There are nearly two million residents in the Greater Dublin Region—well over a third of the Republic’s population. Thankfully, though, the centre is relatively small and can be navigated by foot, with mostof the population living in suburbs.

This makes central Dublin one of the best cities worldwide for a short city holiday. Not that you’d be disappointed to run into Dublin’s locals. Despite the troubled history that they’ve had to endure, even relatively recently, the Irish are well-known for their friendliness, chattiness and willingness to welcome and share.

Dubliners very much espouse these qualities, meaning that a simple stop to ask someone for directions can easily turn into a conversational adventure. In these situations, it’s best to go with the flow, and simply allow the locals to lead the way, offering a chance to see the ‘real’ Dublin, rather than the tourist traps.

That said, the tourist traps can often be more interesting than you might think, particularly if you’re an architecture or history buff. Although some of Dublin’s finest Georgian architecture was demolished in the mid-20th century, a remarkable amount remains.

They were a reminder of the past British imperialism and were pulled down without regard to their beauty and architectural significance. They were replaced with modernist or pastiche office blocks, St. Stephen’s Green (Dublin 2) being a prime example.

Thankfully, attitudes have changed, and Dubliners are now rightly proud of their impressive buildings from all eras. This means that there are fantastic sites, old and new, around the city that the eyes can feast on.

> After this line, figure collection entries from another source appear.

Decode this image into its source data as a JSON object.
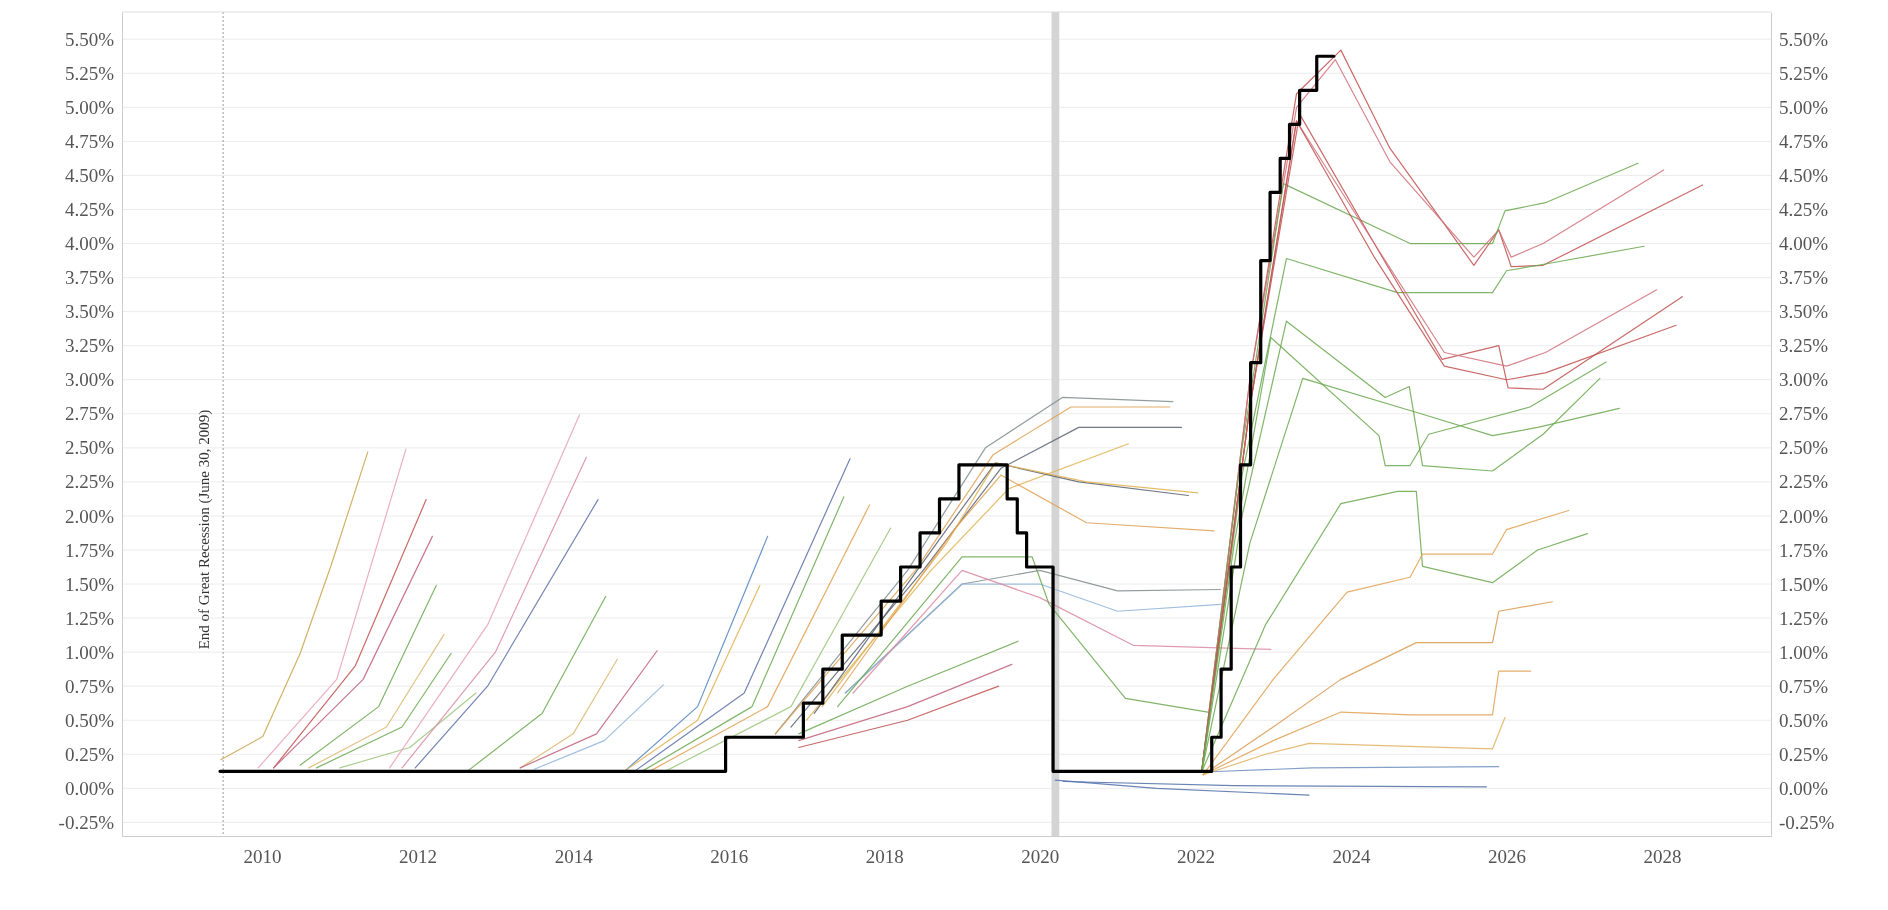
{
  "chart_data": {
    "type": "line",
    "xlim": [
      2008.2,
      2029.4
    ],
    "xticks": [
      2010,
      2012,
      2014,
      2016,
      2018,
      2020,
      2022,
      2024,
      2026,
      2028
    ],
    "ylim": [
      -0.35,
      5.7
    ],
    "yticks": [
      {
        "value": -0.25,
        "label": "-0.25%"
      },
      {
        "value": 0,
        "label": "0.00%"
      },
      {
        "value": 0.25,
        "label": "0.25%"
      },
      {
        "value": 0.5,
        "label": "0.50%"
      },
      {
        "value": 0.75,
        "label": "0.75%"
      },
      {
        "value": 1,
        "label": "1.00%"
      },
      {
        "value": 1.25,
        "label": "1.25%"
      },
      {
        "value": 1.5,
        "label": "1.50%"
      },
      {
        "value": 1.75,
        "label": "1.75%"
      },
      {
        "value": 2,
        "label": "2.00%"
      },
      {
        "value": 2.25,
        "label": "2.25%"
      },
      {
        "value": 2.5,
        "label": "2.50%"
      },
      {
        "value": 2.75,
        "label": "2.75%"
      },
      {
        "value": 3,
        "label": "3.00%"
      },
      {
        "value": 3.25,
        "label": "3.25%"
      },
      {
        "value": 3.5,
        "label": "3.50%"
      },
      {
        "value": 3.75,
        "label": "3.75%"
      },
      {
        "value": 4,
        "label": "4.00%"
      },
      {
        "value": 4.25,
        "label": "4.25%"
      },
      {
        "value": 4.5,
        "label": "4.50%"
      },
      {
        "value": 4.75,
        "label": "4.75%"
      },
      {
        "value": 5,
        "label": "5.00%"
      },
      {
        "value": 5.25,
        "label": "5.25%"
      },
      {
        "value": 5.5,
        "label": "5.50%"
      }
    ],
    "y2lim": [
      -0.35,
      5.7
    ],
    "y2ticks": [
      {
        "value": -0.25,
        "label": "-0.25%"
      },
      {
        "value": 0,
        "label": "0.00%"
      },
      {
        "value": 0.25,
        "label": "0.25%"
      },
      {
        "value": 0.5,
        "label": "0.50%"
      },
      {
        "value": 0.75,
        "label": "0.75%"
      },
      {
        "value": 1,
        "label": "1.00%"
      },
      {
        "value": 1.25,
        "label": "1.25%"
      },
      {
        "value": 1.5,
        "label": "1.50%"
      },
      {
        "value": 1.75,
        "label": "1.75%"
      },
      {
        "value": 2,
        "label": "2.00%"
      },
      {
        "value": 2.25,
        "label": "2.25%"
      },
      {
        "value": 2.5,
        "label": "2.50%"
      },
      {
        "value": 2.75,
        "label": "2.75%"
      },
      {
        "value": 3,
        "label": "3.00%"
      },
      {
        "value": 3.25,
        "label": "3.25%"
      },
      {
        "value": 3.5,
        "label": "3.50%"
      },
      {
        "value": 3.75,
        "label": "3.75%"
      },
      {
        "value": 4,
        "label": "4.00%"
      },
      {
        "value": 4.25,
        "label": "4.25%"
      },
      {
        "value": 4.5,
        "label": "4.50%"
      },
      {
        "value": 4.75,
        "label": "4.75%"
      },
      {
        "value": 5,
        "label": "5.00%"
      },
      {
        "value": 5.25,
        "label": "5.25%"
      },
      {
        "value": 5.5,
        "label": "5.50%"
      }
    ],
    "grid": "y",
    "ref_lines": [
      {
        "axis": "x",
        "value": 2009.5,
        "label": "End of Great Recession (June 30, 2009)",
        "color": "#9a9a9a",
        "line_style": "dotted"
      }
    ],
    "bands": [
      {
        "axis": "x",
        "from": 2020.15,
        "to": 2020.25,
        "color": "#d4d4d4"
      }
    ],
    "series": [
      {
        "type": "line",
        "color": "#c9a44c",
        "x": [
          2009.47,
          2010.01,
          2010.49,
          2010.89,
          2011.36
        ],
        "values": [
          0.21,
          0.38,
          0.99,
          1.64,
          2.47
        ]
      },
      {
        "type": "line",
        "color": "#e8a0b4",
        "x": [
          2009.95,
          2010.96,
          2011.85
        ],
        "values": [
          0.15,
          0.8,
          2.49
        ]
      },
      {
        "type": "line",
        "color": "#c0504d",
        "x": [
          2010.15,
          2011.2,
          2012.11
        ],
        "values": [
          0.15,
          0.9,
          2.12
        ]
      },
      {
        "type": "line",
        "color": "#c0607a",
        "x": [
          2010.15,
          2011.3,
          2012.19
        ],
        "values": [
          0.15,
          0.8,
          1.85
        ]
      },
      {
        "type": "line",
        "color": "#6aa84f",
        "x": [
          2010.49,
          2011.5,
          2012.24
        ],
        "values": [
          0.17,
          0.6,
          1.49
        ]
      },
      {
        "type": "line",
        "color": "#d9b870",
        "x": [
          2010.6,
          2011.6,
          2012.34
        ],
        "values": [
          0.15,
          0.45,
          1.13
        ]
      },
      {
        "type": "line",
        "color": "#6aa84f",
        "x": [
          2010.7,
          2011.8,
          2012.43
        ],
        "values": [
          0.15,
          0.45,
          0.99
        ]
      },
      {
        "type": "line",
        "color": "#9bc47d",
        "x": [
          2011.0,
          2011.9,
          2012.75
        ],
        "values": [
          0.15,
          0.3,
          0.7
        ]
      },
      {
        "type": "line",
        "color": "#e8a0b4",
        "x": [
          2011.64,
          2012.9,
          2014.08
        ],
        "values": [
          0.15,
          1.2,
          2.74
        ]
      },
      {
        "type": "line",
        "color": "#d98aa0",
        "x": [
          2011.8,
          2013.0,
          2014.17
        ],
        "values": [
          0.15,
          1.0,
          2.43
        ]
      },
      {
        "type": "line",
        "color": "#5a6fa8",
        "x": [
          2011.97,
          2012.9,
          2014.32
        ],
        "values": [
          0.15,
          0.75,
          2.12
        ]
      },
      {
        "type": "line",
        "color": "#6aa84f",
        "x": [
          2012.65,
          2013.6,
          2014.42
        ],
        "values": [
          0.13,
          0.55,
          1.41
        ]
      },
      {
        "type": "line",
        "color": "#d9b870",
        "x": [
          2013.32,
          2014.0,
          2014.57
        ],
        "values": [
          0.15,
          0.4,
          0.95
        ]
      },
      {
        "type": "line",
        "color": "#c0607a",
        "x": [
          2013.32,
          2014.3,
          2015.08
        ],
        "values": [
          0.15,
          0.4,
          1.01
        ]
      },
      {
        "type": "line",
        "color": "#8fb4d9",
        "x": [
          2013.5,
          2014.4,
          2015.16
        ],
        "values": [
          0.14,
          0.35,
          0.76
        ]
      },
      {
        "type": "line",
        "color": "#4f81bd",
        "x": [
          2014.67,
          2015.6,
          2016.5
        ],
        "values": [
          0.13,
          0.6,
          1.85
        ]
      },
      {
        "type": "line",
        "color": "#e0b050",
        "x": [
          2014.67,
          2015.6,
          2016.4
        ],
        "values": [
          0.13,
          0.5,
          1.49
        ]
      },
      {
        "type": "line",
        "color": "#5a6fa8",
        "x": [
          2014.8,
          2016.2,
          2017.56
        ],
        "values": [
          0.13,
          0.7,
          2.42
        ]
      },
      {
        "type": "line",
        "color": "#6aa84f",
        "x": [
          2014.9,
          2016.3,
          2017.48
        ],
        "values": [
          0.13,
          0.6,
          2.14
        ]
      },
      {
        "type": "line",
        "color": "#e0a050",
        "x": [
          2015.0,
          2016.5,
          2017.81
        ],
        "values": [
          0.13,
          0.6,
          2.08
        ]
      },
      {
        "type": "line",
        "color": "#9bc47d",
        "x": [
          2015.2,
          2016.8,
          2018.08
        ],
        "values": [
          0.13,
          0.6,
          1.91
        ]
      },
      {
        "type": "line",
        "color": "#7f8c8d",
        "x": [
          2016.6,
          2018.3,
          2019.3,
          2020.29,
          2021.71
        ],
        "values": [
          0.4,
          1.6,
          2.5,
          2.87,
          2.84
        ]
      },
      {
        "type": "line",
        "color": "#e0a050",
        "x": [
          2016.6,
          2018.4,
          2019.4,
          2020.4,
          2021.67
        ],
        "values": [
          0.4,
          1.6,
          2.45,
          2.8,
          2.8
        ]
      },
      {
        "type": "line",
        "color": "#5a6070",
        "x": [
          2016.8,
          2018.5,
          2019.5,
          2020.5,
          2021.82
        ],
        "values": [
          0.45,
          1.6,
          2.35,
          2.65,
          2.65
        ]
      },
      {
        "type": "line",
        "color": "#e0b050",
        "x": [
          2017.0,
          2018.6,
          2019.6,
          2021.14
        ],
        "values": [
          0.5,
          1.6,
          2.2,
          2.53
        ]
      },
      {
        "type": "line",
        "color": "#5a6070",
        "x": [
          2017.1,
          2018.8,
          2019.43,
          2020.5,
          2021.91
        ],
        "values": [
          0.55,
          1.9,
          2.39,
          2.25,
          2.15
        ]
      },
      {
        "type": "line",
        "color": "#e0b050",
        "x": [
          2017.2,
          2018.8,
          2019.43,
          2020.6,
          2022.03
        ],
        "values": [
          0.6,
          1.8,
          2.39,
          2.25,
          2.17
        ]
      },
      {
        "type": "line",
        "color": "#e0a050",
        "x": [
          2017.4,
          2018.9,
          2019.5,
          2020.6,
          2022.24
        ],
        "values": [
          0.7,
          1.9,
          2.3,
          1.95,
          1.89
        ]
      },
      {
        "type": "line",
        "color": "#7f8c8d",
        "x": [
          2017.5,
          2019.0,
          2020.0,
          2021.0,
          2022.32
        ],
        "values": [
          0.7,
          1.5,
          1.6,
          1.45,
          1.46
        ]
      },
      {
        "type": "line",
        "color": "#8fb4d9",
        "x": [
          2017.5,
          2019.0,
          2020.0,
          2021.0,
          2022.32
        ],
        "values": [
          0.7,
          1.5,
          1.5,
          1.3,
          1.35
        ]
      },
      {
        "type": "line",
        "color": "#d98aa0",
        "x": [
          2017.6,
          2019.0,
          2020.0,
          2021.2,
          2022.97
        ],
        "values": [
          0.7,
          1.6,
          1.4,
          1.05,
          1.02
        ]
      },
      {
        "type": "line",
        "color": "#6aa84f",
        "x": [
          2017.4,
          2019.0,
          2019.9,
          2020.12,
          2021.1,
          2022.16
        ],
        "values": [
          0.6,
          1.7,
          1.7,
          1.35,
          0.66,
          0.56
        ]
      },
      {
        "type": "line",
        "color": "#6aa84f",
        "x": [
          2016.9,
          2018.3,
          2019.72
        ],
        "values": [
          0.4,
          0.75,
          1.08
        ]
      },
      {
        "type": "line",
        "color": "#c0607a",
        "x": [
          2016.9,
          2018.3,
          2019.64
        ],
        "values": [
          0.35,
          0.6,
          0.91
        ]
      },
      {
        "type": "line",
        "color": "#c0504d",
        "x": [
          2016.9,
          2018.3,
          2019.47
        ],
        "values": [
          0.3,
          0.5,
          0.75
        ]
      },
      {
        "type": "line",
        "color": "#4f6fa8",
        "x": [
          2020.2,
          2021.5,
          2023.46
        ],
        "values": [
          0.06,
          0.0,
          -0.05
        ]
      },
      {
        "type": "line",
        "color": "#4f6fa8",
        "x": [
          2020.3,
          2022.5,
          2025.74
        ],
        "values": [
          0.05,
          0.02,
          0.01
        ]
      },
      {
        "type": "line",
        "color": "#6f8fc0",
        "x": [
          2022.1,
          2023.5,
          2025.9
        ],
        "values": [
          0.12,
          0.15,
          0.16
        ]
      },
      {
        "type": "line",
        "color": "#c0504d",
        "x": [
          2022.08,
          2022.7,
          2023.3,
          2023.87,
          2024.5,
          2025.58,
          2025.9,
          2026.06,
          2026.47,
          2028.52
        ],
        "values": [
          0.12,
          3.0,
          5.1,
          5.42,
          4.7,
          3.84,
          4.1,
          3.83,
          3.84,
          4.43
        ]
      },
      {
        "type": "line",
        "color": "#d0707a",
        "x": [
          2022.08,
          2022.7,
          2023.3,
          2023.8,
          2024.5,
          2025.58,
          2025.9,
          2026.06,
          2026.47,
          2028.02
        ],
        "values": [
          0.12,
          3.0,
          5.0,
          5.35,
          4.6,
          3.9,
          4.1,
          3.9,
          4.0,
          4.54
        ]
      },
      {
        "type": "line",
        "color": "#6aa84f",
        "x": [
          2022.08,
          2022.6,
          2023.13,
          2024.76,
          2025.82,
          2025.98,
          2026.5,
          2027.69
        ],
        "values": [
          0.12,
          2.5,
          4.44,
          4.0,
          4.0,
          4.24,
          4.3,
          4.59
        ]
      },
      {
        "type": "line",
        "color": "#6aa84f",
        "x": [
          2022.08,
          2022.6,
          2023.17,
          2024.6,
          2025.82,
          2026.0,
          2026.5,
          2027.77
        ],
        "values": [
          0.12,
          2.3,
          3.89,
          3.64,
          3.64,
          3.8,
          3.85,
          3.98
        ]
      },
      {
        "type": "line",
        "color": "#c0504d",
        "x": [
          2022.08,
          2022.7,
          2023.34,
          2024.3,
          2025.17,
          2025.9,
          2026.02,
          2026.47,
          2028.26
        ],
        "values": [
          0.12,
          2.8,
          4.95,
          4.0,
          3.15,
          3.25,
          2.94,
          2.93,
          3.61
        ]
      },
      {
        "type": "line",
        "color": "#d0707a",
        "x": [
          2022.08,
          2022.7,
          2023.3,
          2024.3,
          2025.2,
          2026.0,
          2026.5,
          2027.93
        ],
        "values": [
          0.12,
          2.8,
          4.9,
          4.0,
          3.2,
          3.1,
          3.2,
          3.66
        ]
      },
      {
        "type": "line",
        "color": "#c0504d",
        "x": [
          2022.08,
          2022.7,
          2023.3,
          2024.3,
          2025.2,
          2026.0,
          2026.5,
          2028.18
        ],
        "values": [
          0.12,
          2.8,
          4.9,
          3.9,
          3.1,
          3.0,
          3.05,
          3.4
        ]
      },
      {
        "type": "line",
        "color": "#6aa84f",
        "x": [
          2022.08,
          2022.6,
          2023.17,
          2024.44,
          2024.75,
          2024.92,
          2025.82,
          2026.47,
          2027.2
        ],
        "values": [
          0.12,
          2.0,
          3.43,
          2.87,
          2.95,
          2.37,
          2.33,
          2.6,
          3.01
        ]
      },
      {
        "type": "line",
        "color": "#6aa84f",
        "x": [
          2022.08,
          2022.5,
          2022.97,
          2024.36,
          2024.44,
          2024.76,
          2025.0,
          2026.3,
          2027.28
        ],
        "values": [
          0.12,
          1.8,
          3.31,
          2.59,
          2.37,
          2.37,
          2.6,
          2.8,
          3.13
        ]
      },
      {
        "type": "line",
        "color": "#6aa84f",
        "x": [
          2022.08,
          2022.7,
          2023.38,
          2024.9,
          2025.82,
          2026.4,
          2027.45
        ],
        "values": [
          0.12,
          1.8,
          3.01,
          2.75,
          2.59,
          2.65,
          2.79
        ]
      },
      {
        "type": "line",
        "color": "#6aa84f",
        "x": [
          2022.08,
          2022.9,
          2023.87,
          2024.6,
          2024.84,
          2024.92,
          2025.82,
          2026.4,
          2027.04
        ],
        "values": [
          0.12,
          1.2,
          2.09,
          2.18,
          2.18,
          1.63,
          1.51,
          1.75,
          1.87
        ]
      },
      {
        "type": "line",
        "color": "#e0a050",
        "x": [
          2022.1,
          2023.0,
          2023.95,
          2024.76,
          2024.92,
          2025.82,
          2026.0,
          2026.8
        ],
        "values": [
          0.1,
          0.8,
          1.44,
          1.55,
          1.72,
          1.72,
          1.9,
          2.04
        ]
      },
      {
        "type": "line",
        "color": "#d99a50",
        "x": [
          2022.1,
          2023.0,
          2023.87,
          2024.84,
          2025.82,
          2025.9,
          2026.59
        ],
        "values": [
          0.1,
          0.45,
          0.8,
          1.07,
          1.07,
          1.3,
          1.37
        ]
      },
      {
        "type": "line",
        "color": "#e0a050",
        "x": [
          2022.1,
          2023.0,
          2023.87,
          2024.76,
          2025.82,
          2025.9,
          2026.31
        ],
        "values": [
          0.1,
          0.35,
          0.56,
          0.54,
          0.54,
          0.86,
          0.86
        ]
      },
      {
        "type": "line",
        "color": "#e0b060",
        "x": [
          2022.1,
          2022.9,
          2023.46,
          2025.82,
          2025.98
        ],
        "values": [
          0.1,
          0.25,
          0.33,
          0.29,
          0.52
        ]
      },
      {
        "type": "step",
        "color": "#000000",
        "x": [
          2009.46,
          2015.96,
          2016.96,
          2017.21,
          2017.46,
          2017.96,
          2018.21,
          2018.46,
          2018.71,
          2018.96,
          2019.58,
          2019.71,
          2019.83,
          2020.17,
          2022.21,
          2022.33,
          2022.46,
          2022.58,
          2022.71,
          2022.84,
          2022.96,
          2023.09,
          2023.21,
          2023.34,
          2023.56,
          2023.78
        ],
        "values": [
          0.125,
          0.375,
          0.625,
          0.875,
          1.125,
          1.375,
          1.625,
          1.875,
          2.125,
          2.375,
          2.125,
          1.875,
          1.625,
          0.125,
          0.375,
          0.875,
          1.625,
          2.375,
          3.125,
          3.875,
          4.375,
          4.625,
          4.875,
          5.125,
          5.375,
          5.375
        ]
      }
    ]
  }
}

Some of these buildings will be busier than others, and in the peak summer season, the top attractions are known for being packed with crowds. The Christ Church Cathedral, the oldest building in Dublin (dating back to the eleventh century), is a good example of this.

It underwent a massive restoration in the 19th century, and has since become one of the city’s top tourist attractions. The crypt, which actually pre-dates the cathedral, is a particularly popular spot, meaning it’s best to get there early to beat the crowds.

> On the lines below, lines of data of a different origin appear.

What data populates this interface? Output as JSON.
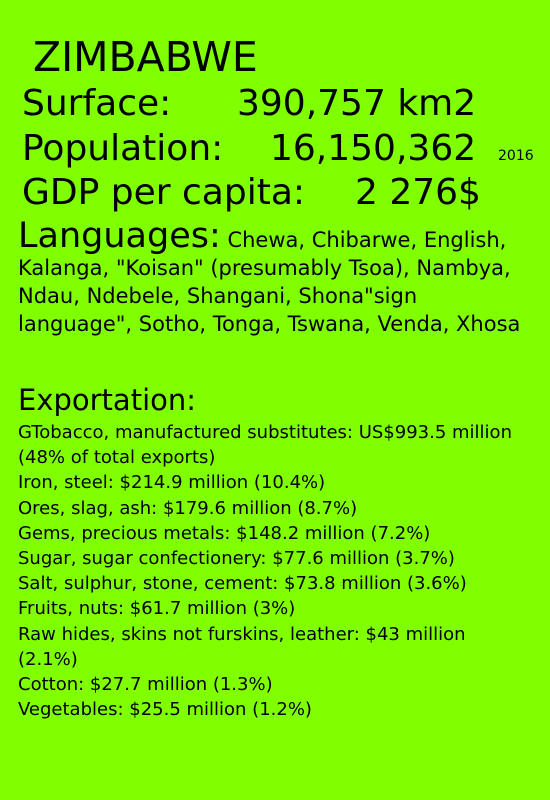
{
  "title": "ZIMBABWE",
  "surface": {
    "label": "Surface:",
    "value": "390,757 km2"
  },
  "population": {
    "label": "Population:",
    "value": "16,150,362",
    "year": "2016"
  },
  "gdp": {
    "label": "GDP per capita:",
    "value": "2 276$"
  },
  "languages": {
    "label": "Languages:",
    "text": "Chewa, Chibarwe, English, Kalanga, \"Koisan\" (presumably Tsoa), Nambya, Ndau, Ndebele, Shangani, Shona\"sign language\", Sotho, Tonga, Tswana, Venda, Xhosa"
  },
  "exportation": {
    "label": "Exportation:",
    "items": [
      "GTobacco, manufactured substitutes: US$993.5 million (48% of total exports)",
      "Iron, steel: $214.9 million (10.4%)",
      "Ores, slag, ash: $179.6 million (8.7%)",
      "Gems, precious metals: $148.2 million (7.2%)",
      "Sugar, sugar confectionery: $77.6 million (3.7%)",
      "Salt, sulphur, stone, cement: $73.8 million (3.6%)",
      "Fruits, nuts: $61.7 million (3%)",
      "Raw hides, skins not furskins, leather: $43 million (2.1%)",
      "Cotton: $27.7 million (1.3%)",
      "Vegetables: $25.5 million (1.2%)"
    ]
  }
}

Other buildings of note include St Patrick’s Cathedral, the largest church in Ireland, and built in 1191; Dublin Castle, the former seat of the British rule in Ireland; and the General Post Office, one of the country’s most iconic buildings, designed by Francis Johnston in a neo-classical style.

Dublin is also famous for its art galleries and museums. In terms of art, worth a visit are the Irish Museum of Modern Art, the Projects Art Centre, the National Gallery of Ireland, and the Irish Georgian Society.

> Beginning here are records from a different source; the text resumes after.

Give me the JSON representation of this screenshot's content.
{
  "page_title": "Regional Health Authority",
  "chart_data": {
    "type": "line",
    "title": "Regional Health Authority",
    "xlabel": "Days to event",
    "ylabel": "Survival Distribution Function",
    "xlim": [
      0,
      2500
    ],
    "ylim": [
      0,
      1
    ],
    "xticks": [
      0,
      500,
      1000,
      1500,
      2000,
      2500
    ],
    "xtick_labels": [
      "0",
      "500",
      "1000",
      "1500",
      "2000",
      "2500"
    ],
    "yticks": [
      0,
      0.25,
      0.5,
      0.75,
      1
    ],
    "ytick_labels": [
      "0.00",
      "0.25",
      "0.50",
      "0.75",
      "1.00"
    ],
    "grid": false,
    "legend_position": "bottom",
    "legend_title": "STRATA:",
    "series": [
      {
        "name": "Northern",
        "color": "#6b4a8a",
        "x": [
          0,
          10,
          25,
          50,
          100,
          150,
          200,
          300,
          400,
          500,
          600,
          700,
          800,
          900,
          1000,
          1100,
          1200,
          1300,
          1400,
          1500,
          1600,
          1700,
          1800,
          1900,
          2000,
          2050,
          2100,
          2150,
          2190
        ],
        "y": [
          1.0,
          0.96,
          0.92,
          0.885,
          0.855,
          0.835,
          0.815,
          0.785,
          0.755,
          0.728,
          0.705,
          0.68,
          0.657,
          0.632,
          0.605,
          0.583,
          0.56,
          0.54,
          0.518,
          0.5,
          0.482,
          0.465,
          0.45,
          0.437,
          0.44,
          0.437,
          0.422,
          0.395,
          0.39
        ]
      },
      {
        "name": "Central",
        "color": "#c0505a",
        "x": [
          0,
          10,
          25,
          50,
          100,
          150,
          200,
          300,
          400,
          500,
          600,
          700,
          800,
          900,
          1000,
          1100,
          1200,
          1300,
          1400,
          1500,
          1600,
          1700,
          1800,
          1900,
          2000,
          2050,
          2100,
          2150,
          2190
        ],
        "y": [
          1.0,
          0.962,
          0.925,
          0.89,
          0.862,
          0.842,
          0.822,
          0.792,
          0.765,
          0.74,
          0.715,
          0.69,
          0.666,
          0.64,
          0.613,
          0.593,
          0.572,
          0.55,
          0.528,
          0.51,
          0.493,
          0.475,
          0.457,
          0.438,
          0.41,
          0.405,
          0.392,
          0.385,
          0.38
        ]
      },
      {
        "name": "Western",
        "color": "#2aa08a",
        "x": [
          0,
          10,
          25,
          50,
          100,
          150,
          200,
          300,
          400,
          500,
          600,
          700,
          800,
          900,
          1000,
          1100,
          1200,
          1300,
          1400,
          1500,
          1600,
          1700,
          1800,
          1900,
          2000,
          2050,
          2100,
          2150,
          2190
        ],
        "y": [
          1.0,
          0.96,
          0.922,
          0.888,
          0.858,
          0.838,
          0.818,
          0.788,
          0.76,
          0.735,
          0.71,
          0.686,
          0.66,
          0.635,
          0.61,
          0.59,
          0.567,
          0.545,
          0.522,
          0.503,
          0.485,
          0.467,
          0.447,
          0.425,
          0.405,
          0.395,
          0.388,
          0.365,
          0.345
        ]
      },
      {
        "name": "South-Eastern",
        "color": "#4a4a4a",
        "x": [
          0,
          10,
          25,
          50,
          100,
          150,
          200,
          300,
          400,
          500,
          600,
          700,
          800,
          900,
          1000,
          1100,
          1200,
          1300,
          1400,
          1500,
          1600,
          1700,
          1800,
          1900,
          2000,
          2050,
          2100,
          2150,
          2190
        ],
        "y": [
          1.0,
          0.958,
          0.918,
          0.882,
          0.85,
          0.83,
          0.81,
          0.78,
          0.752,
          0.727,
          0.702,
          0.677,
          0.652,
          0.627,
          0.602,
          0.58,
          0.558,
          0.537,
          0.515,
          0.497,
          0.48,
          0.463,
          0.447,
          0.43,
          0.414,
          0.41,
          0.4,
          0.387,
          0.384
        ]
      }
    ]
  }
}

Meanwhile, the Green on Red Gallery is one of Dublin’s most dynamic and exciting art galleries, featuring the best of the country’s contemporary artists. There are also many worthy museums that offer a deep dive into Ireland’s, often troubled history.

For a frank but sensitive take on the history of Dublin, head to the Little Museum of Dublin. Meanwhile, the National Museum of Ireland features three sections—Archaeology, Decorative Arts and History, and Natural History.

For eating, Dublin has a wide range of high-quality restaurants. Many have a reputation for being overpriced by European standards, but tougher economic times have given rise to a new wave of stylish but casual, low-priced eateries offering great food.

There several fantastic Indian restaurants around the South William Street area, parallel to Grafton Street. The Khyber Tandoori on South William Street and Shalimar on South Great Georges Street are highly recommended. A similar multi-cultural hotspot is Parnell Street in Dublin 1, which has a dense concentration of Chinese and Asian restaurants extensively frequented by expat communities.

And don’t forget to try Leo Burdock Fish and Chips, a small indoor eatery that has been frequented by a number of famous people whose names are listed on the wall.